Every main road has bike lanes, some are wider than your streets. Most Cities are on flat ground. There is NO provision for car parking at work or shops! There are already too many cars, and a bike is heaps faster in peak hours over , say, 5 miles. On street parking is hard to find and costs money. Bikes are cheap and easy to park anywhere.Most on street parking is illegal, although not normally policed unless it causes a real problem. In a countfy where the cost of living , and wages , is about 1/6 that of USA, we still pay world price for fuel!
Try $6 or $7 a liter when you fill your car! That is the equivelant cost to a Chinese driver.
Cars sell at world prices, meaning a cheap car here is the same as you paying about $40,000, against a cheap bike at about $200.

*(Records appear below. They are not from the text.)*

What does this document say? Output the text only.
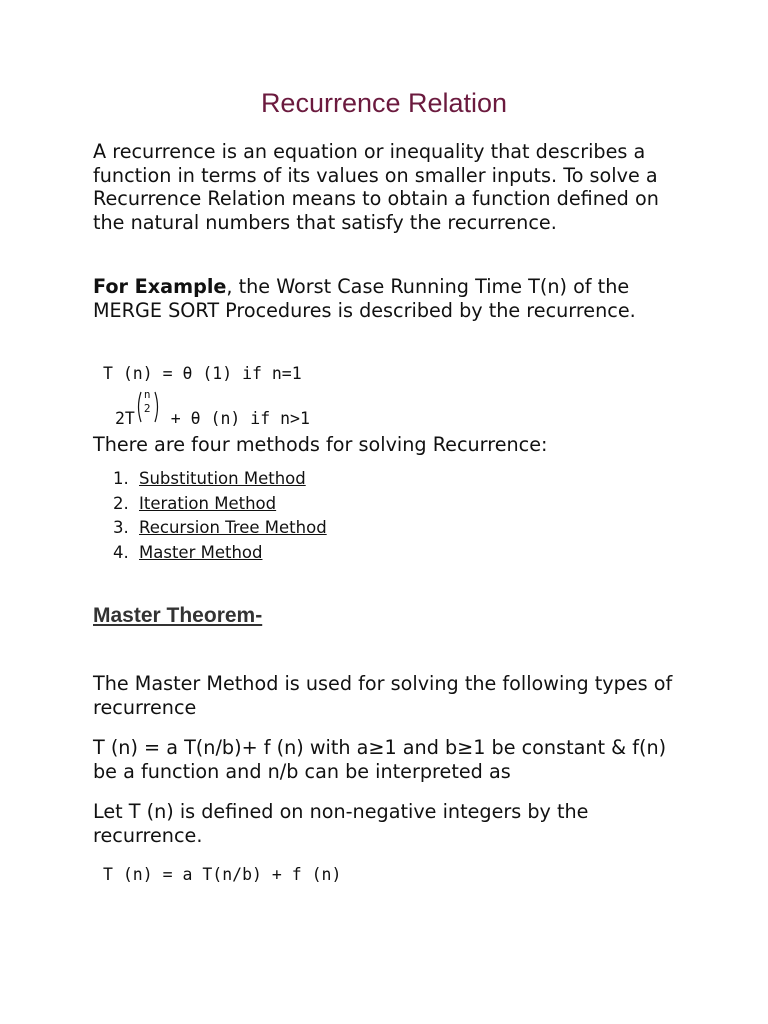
Recurrence Relation

A recurrence is an equation or inequality that describes a function in terms of its values on smaller inputs. To solve a Recurrence Relation means to obtain a function defined on the natural numbers that satisfy the recurrence.

For Example, the Worst Case Running Time T(n) of the MERGE SORT Procedures is described by the recurrence.

T (n) = θ (1) if n=1
2T
n
2
+ θ (n) if n>1

There are four methods for solving Recurrence:

1. Substitution Method
2. Iteration Method
3. Recursion Tree Method
4. Master Method
Master Theorem-

The Master Method is used for solving the following types of recurrence

T (n) = a T(n/b)+ f (n) with a≥1 and b≥1 be constant & f(n) be a function and n/b can be interpreted as

Let T (n) is defined on non-negative integers by the recurrence.

T (n) = a T(n/b) + f (n)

It's difficult to do these comparisons because this makes the bike look expensive, but I hope you get the idea.
And we have the same problem here---most cars have only one person in them. But many bikes carry two!
Most drivers have grown up with bikes on the road, so we get a much better go than you do, even though we have our share of arrogant XXXX that should never have a licence!
Most main intersections have three sets of traffic lights--cars, bikes , and pedestrians, all timed slightly differently!
So the infrastructure supports bikes much better than the meagure attempts in the rest of the world.
But do we have "pleasure trails"---no way! The bike is meant to work!
Steve G

So there are many reasons why they work here.